The book’s various thematic angles meet in chapter six, “De-Heroization and the Pan-European Masculinity Crisis,” a comparison of four films of the Soviet New Wave alongside equivalent examples from Italian, Polish, British, and Czech cinema. Dumančić contends that both European and Soviet films produced parallel “cinemas of searching” (p. 217) that exemplify wounded masculinity. Here, Dumančić echoes – but does not deploy – “the cinema of the seer,” a theoretical term conceived by Gilles Deleuze in his writings on Italian neorealism in Cinema 2.2 Briefly, Deleuze explains that Italian directors Vittorio de Sica and Roberto Rossellini developed novel audio-visual techniques – anathematic to pre-war, realist film and later appropriated by directors of the global New Wave – which convey the (male) protagonist’s alienation and inability to respond to the world around him. Finally, Dumančić’s epilogue hints that the fragile male prototype of the long sixties wrought a profound, if difficult to perceive, impact on later Soviet cultural output.

Dumančić makes skilful use of oblique evidence throughout Men Out of Focus. Rather than limit himself to an exclusive study of film, Dumančić references a wealth of outside sources, including demographic information, polemic op-eds published in Literaturnaia gazeta , and political cartoons from the satirical magazine Krokodil. These materials situate cinematic tropes of masculinity within a larger context to impressive effect.

Aside from a cursory reference to Ivan’s Childhood, Dumančić sidesteps the works of internationally celebrated Soviet filmmakers such as Kira Muratova, Larisa Shepitko, Alexei German Sr., and Andrei Tarkovsky. The near-total absence of the critical canon is marked, given that many of these films do reflect the tropes of masculinity that Dumančić articulates so precisely. For example, Tarkovsky’s student film, The Steamroller and the Violin (Katok i skripka 1960) warns against domineering, consumerist mothers, just as it celebrates the redemptive potential of the child-protagonist’s relationship with a surrogate father figure. The catalogue of auteur Soviet film has already been well explored by scholars, but an analysis of the critical canon within the context of popular films and the sociological phenomena described by Dumančić would prove both novel and informative.3 Similarly, Dumančić chooses not to engage with idea of the male auteur director; a deconstruction of this trope – which rose to prominence in the sixties – ought to be included.

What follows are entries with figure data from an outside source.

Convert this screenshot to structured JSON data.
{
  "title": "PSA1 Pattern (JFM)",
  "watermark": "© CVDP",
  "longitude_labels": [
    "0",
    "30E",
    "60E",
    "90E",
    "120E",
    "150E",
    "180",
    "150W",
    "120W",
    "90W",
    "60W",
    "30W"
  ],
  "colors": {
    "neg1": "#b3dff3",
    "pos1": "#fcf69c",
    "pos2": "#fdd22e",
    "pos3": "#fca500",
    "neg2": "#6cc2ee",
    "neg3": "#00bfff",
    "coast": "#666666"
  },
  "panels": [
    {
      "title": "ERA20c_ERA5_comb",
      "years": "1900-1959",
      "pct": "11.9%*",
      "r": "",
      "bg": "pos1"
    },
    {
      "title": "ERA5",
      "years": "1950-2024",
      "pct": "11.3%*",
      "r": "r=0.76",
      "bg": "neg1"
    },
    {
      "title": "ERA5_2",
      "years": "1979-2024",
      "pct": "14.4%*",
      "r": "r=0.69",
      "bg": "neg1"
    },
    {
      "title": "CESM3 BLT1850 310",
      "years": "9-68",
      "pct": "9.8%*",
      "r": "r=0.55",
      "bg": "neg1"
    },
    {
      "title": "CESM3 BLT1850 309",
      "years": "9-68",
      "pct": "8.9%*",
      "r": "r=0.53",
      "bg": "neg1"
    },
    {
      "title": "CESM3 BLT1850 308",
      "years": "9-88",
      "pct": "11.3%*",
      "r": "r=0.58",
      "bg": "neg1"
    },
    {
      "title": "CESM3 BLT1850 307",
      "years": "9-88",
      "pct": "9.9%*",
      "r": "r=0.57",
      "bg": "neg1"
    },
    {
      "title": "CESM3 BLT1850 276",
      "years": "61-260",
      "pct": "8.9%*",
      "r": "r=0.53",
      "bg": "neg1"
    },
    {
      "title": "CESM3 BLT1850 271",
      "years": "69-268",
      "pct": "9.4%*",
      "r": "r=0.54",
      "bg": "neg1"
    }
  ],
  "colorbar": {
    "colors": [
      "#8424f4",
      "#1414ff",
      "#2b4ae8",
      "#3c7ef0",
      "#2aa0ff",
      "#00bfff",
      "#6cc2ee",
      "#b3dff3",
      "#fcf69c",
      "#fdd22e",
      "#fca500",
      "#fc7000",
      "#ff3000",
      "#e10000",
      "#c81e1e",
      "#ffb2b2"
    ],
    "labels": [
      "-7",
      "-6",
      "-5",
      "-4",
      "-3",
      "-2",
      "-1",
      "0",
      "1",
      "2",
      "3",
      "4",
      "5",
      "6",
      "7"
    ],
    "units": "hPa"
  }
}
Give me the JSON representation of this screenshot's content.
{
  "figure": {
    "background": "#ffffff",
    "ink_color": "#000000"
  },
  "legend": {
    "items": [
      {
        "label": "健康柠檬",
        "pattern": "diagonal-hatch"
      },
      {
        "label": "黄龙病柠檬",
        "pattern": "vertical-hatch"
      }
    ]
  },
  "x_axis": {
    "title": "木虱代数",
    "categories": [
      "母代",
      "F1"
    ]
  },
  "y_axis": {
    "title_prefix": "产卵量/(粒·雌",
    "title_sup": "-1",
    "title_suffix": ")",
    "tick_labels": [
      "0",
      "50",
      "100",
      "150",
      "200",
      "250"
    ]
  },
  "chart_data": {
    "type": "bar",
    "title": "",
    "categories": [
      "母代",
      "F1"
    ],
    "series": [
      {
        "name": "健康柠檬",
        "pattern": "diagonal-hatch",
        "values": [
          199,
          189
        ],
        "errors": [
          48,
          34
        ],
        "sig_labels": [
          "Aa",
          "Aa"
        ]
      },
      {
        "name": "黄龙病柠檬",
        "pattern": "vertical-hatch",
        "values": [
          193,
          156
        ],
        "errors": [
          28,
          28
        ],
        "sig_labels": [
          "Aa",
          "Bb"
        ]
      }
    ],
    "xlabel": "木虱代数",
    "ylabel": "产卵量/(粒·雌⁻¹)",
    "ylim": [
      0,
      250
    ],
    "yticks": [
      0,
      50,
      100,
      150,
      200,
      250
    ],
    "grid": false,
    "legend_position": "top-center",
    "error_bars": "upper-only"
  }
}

Men Out of Focus presents a diverse range of films and other cultural materials to provide a snapshot of Soviet cultural history with global implications. Written in a lively style, it is accessible to the general reader, just as the inclusion of numerous translated political cartoons prove quite enjoyable. The specialist, too, will appreciate Dumančić’s heterogeneous selection of films.

Notes:
1 Lida Oukaderova, The Cinema of the Soviet Thaw. Space, Materiality, Movement, Bloomington, Indiana 2017; Marina Rojavin / Tim Harte, Women in Soviet Film, Milton 2018; Nariman Skakov, The Cinema of Tarkovsky, KINO, London 2012.
2 Gilles Deleuze, L’image-temps Cinéma 2, Paris 1985.
3 Scott MacKenzie, Film Manifestos and Global Cinema Cultures. A Critical Anthology, Berkeley 2014; Claire E. McCallum, The Fate of the New Man. Representing & Reconstructing Masculinity in Soviet Visual Culture, 1945–1965, DeKalb, Illinois 2018; Isa Willinger / Kira Muratov, Kino und Subversion, Konstanz 2013.